Os presságios são semelhantemente ominosos. A última vez que a equipa "Laranja" foi eliminada na fase de grupos do Campeonato Europeu foi em 1980, dois anos depois de ser finalista no Mundial de 1978 - tal como fez em 2010. Como se o peso histórico não seja suficiente, o seleccionador van Marwijk também aparenta ter que lidar com a insatisfação de alguns dos seus mais importantes jogadores. Tanto Klaas-Jan Huntelaar como Rafael van der Vaart já manifestaram o seu enorme desagrado por não serem incluídos nos onze iniciais, enquanto Arjen Robben não disfarçou a sua fúria ao ser substituido na derrota de quarta-feira frente à Alemanha. Considerando que foi a selecção com mais golos marcados na fase de qualificação (37), foram necessários 45 remates para encontrar o fundo da baliza no Euro, pelo golo de Robin van Persie aos 73 minutos contra os germânicos.

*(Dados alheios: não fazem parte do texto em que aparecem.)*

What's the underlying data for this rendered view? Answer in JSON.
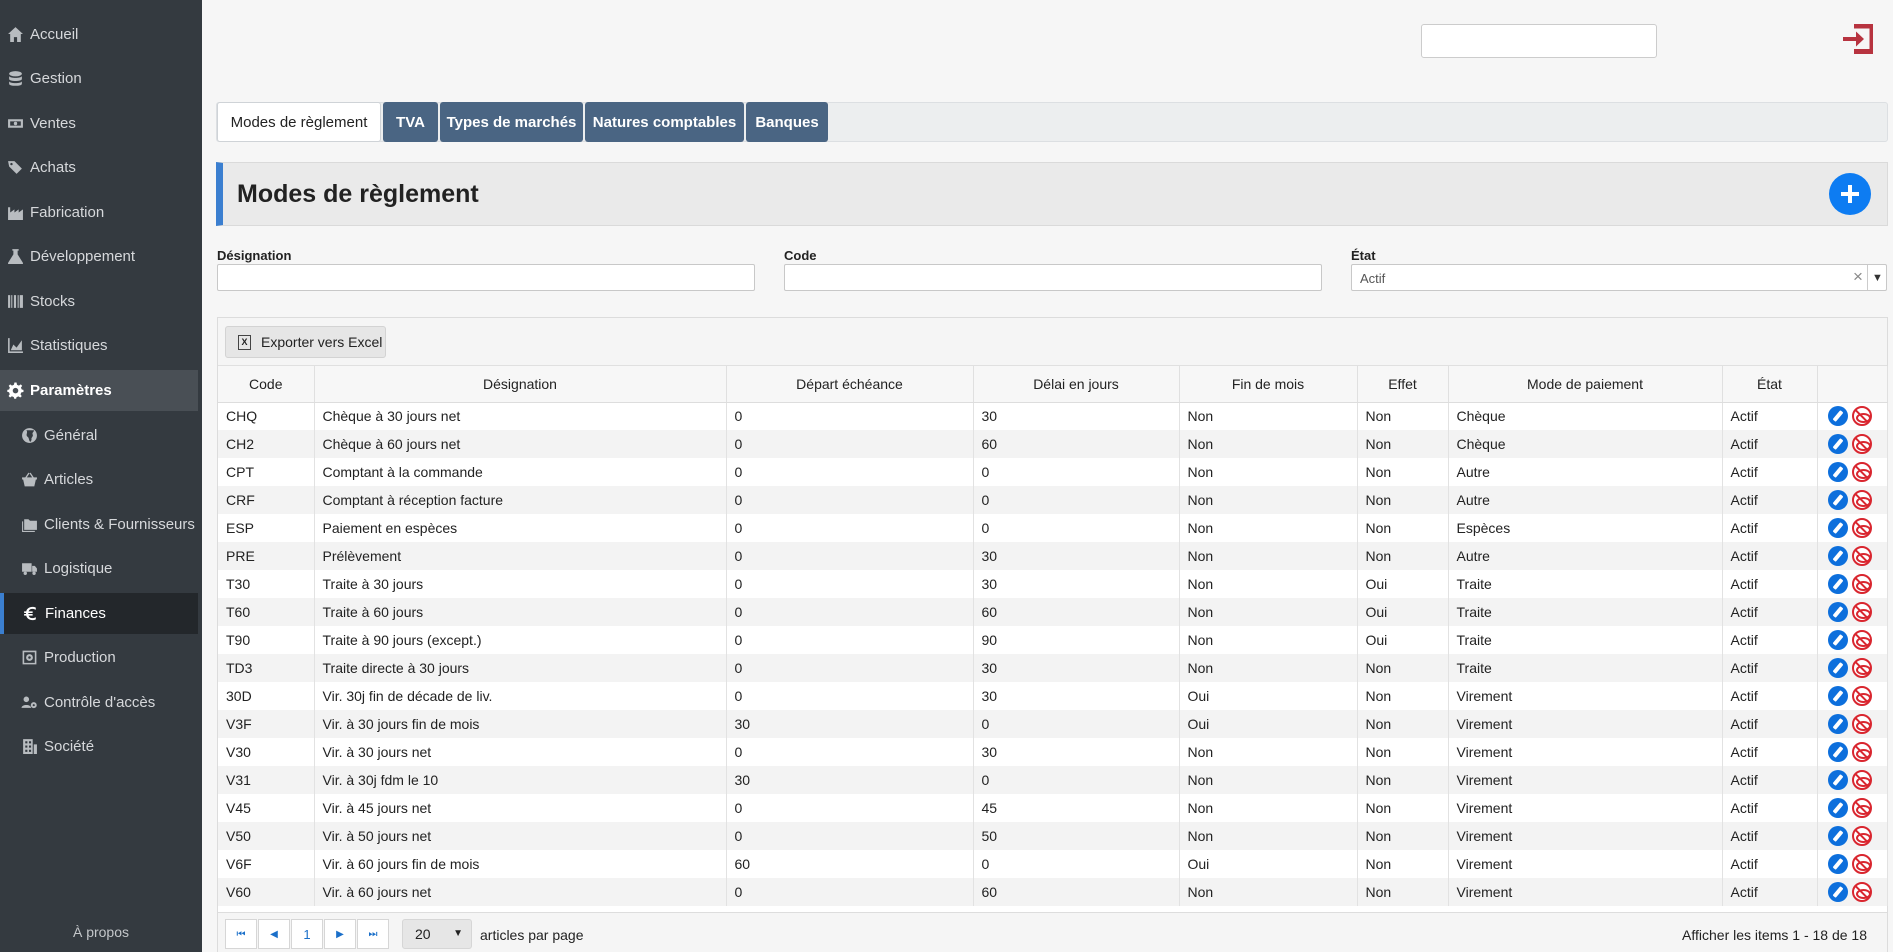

A comunicação social holandesa tem sido severa nas críticas a van Marwijk, pela sua preferência por van Persie em detrimento de Huntelaar, que espera agora a oportunidade de entrar na equipa contra Portugal. O jogador mais regular até ao momento tem sido Wesley Sneijder, porventura o melhor holandês no Mundial da África do Sul. Perante a absoluta necessidade de vencer e marcar golos, é plausível que tanto van Persie como Huntelaar entrem logo de início. Mark van Bommel está confiante de que a sua equipa ainda acredita no apuramento e que tudo fará para garantir a vitória. É de desejar que o ansiosamente esperado embate não se torne numa batalha campal como o jogo dos oitavos-de-final do Mundial 2006, em que foram distribuidos um recorde 16 cartões amarelos e 4 vermelhos, pese a vitória de Portugal por 1-0, pelo célebre golo de Maniche.